Connecting people to other community members, especially in rural and more isolated areas, has always been central to Grindr’s function. And as we create more content, both through Grindr For Equality and our online magazine, we’re reintroducing Grindr to people in terms of who the platform is for and how the brand is evolving. Trans men and trans women have always used Grindr, but now, we’re doing more to make trans users feel safe and included within the platform.

Does Grindr operate in different ways in different places, depending on where a user is geographically?
Yes. That’s what’s so exciting about the work that we’re doing — we’re evolving alongside the community we serve. In different parts of the country, users can use a Grindr with a completely different avatar.
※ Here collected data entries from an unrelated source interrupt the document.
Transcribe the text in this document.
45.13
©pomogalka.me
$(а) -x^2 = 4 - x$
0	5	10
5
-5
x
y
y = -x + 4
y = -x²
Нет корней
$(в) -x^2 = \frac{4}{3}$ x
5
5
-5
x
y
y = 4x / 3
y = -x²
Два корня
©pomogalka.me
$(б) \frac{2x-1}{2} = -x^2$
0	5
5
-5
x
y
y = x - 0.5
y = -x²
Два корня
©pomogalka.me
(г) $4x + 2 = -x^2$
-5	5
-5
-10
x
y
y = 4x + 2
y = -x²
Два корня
There are also some safety protocols that we have put in place in regions where there’s a lot of danger with being identified as LGBTQ or queer, where people can enter a PIN before they can open their Grindr app.

For example, in some parts of Latin America, being referred to as travesti is part of the lingo and not offensive. Where in the U.S., we obviously don’t use “transvestite.” That’s considered an antiquated term.

In the Middle East and North African regions, we’re careful with how we phrase our messaging to be sure it’s never putting anyone in danger, especially in places where folks could be arrested. We won’t advertise exactly where a location is, for instance, and we’re careful about where we place ads. I’m constantly looking at what we can do and what kinds of changes we can make to keep people safe.

Part of Grindr for Equality is being sure we’re doing this work in a culturally competent way, respecting various communities along with their histories and identities and not coming in and dictating what’s happening or what language is being used. We try to just enhance what’s already gone in particular regions and be authentic in this way. This gives us an opportunity to think about language and how to be regionally specific.

How do you think cis people, including members of the queer community, can better support transgender folks?
There’s no simple way to say, “Just do A, B and C, and you’ll be good.” It’s making being inclusive and not making assumptions foundational to your life. That’s the commitment we need, which entails constantly challenging one’s self and looking for ways to help.

When we get a little, we have to do a little more. It’s not enough for companies to hire gay men and think that fulfills their diversity quota. So if you’re a successful gay man or someone with a lot of passing privilege, why not ask your company how many transgender people work there? And why not suggest they hire more transgender people? Why not ask if your insurance programs cover transitional care so that more transgender people can feel comfortable? If you’re part of the LGTBQ community or really want to be an ally, I believe it’s your responsibility to say to yourself, “My foot is in the door, so how can I now open that door wider for others?”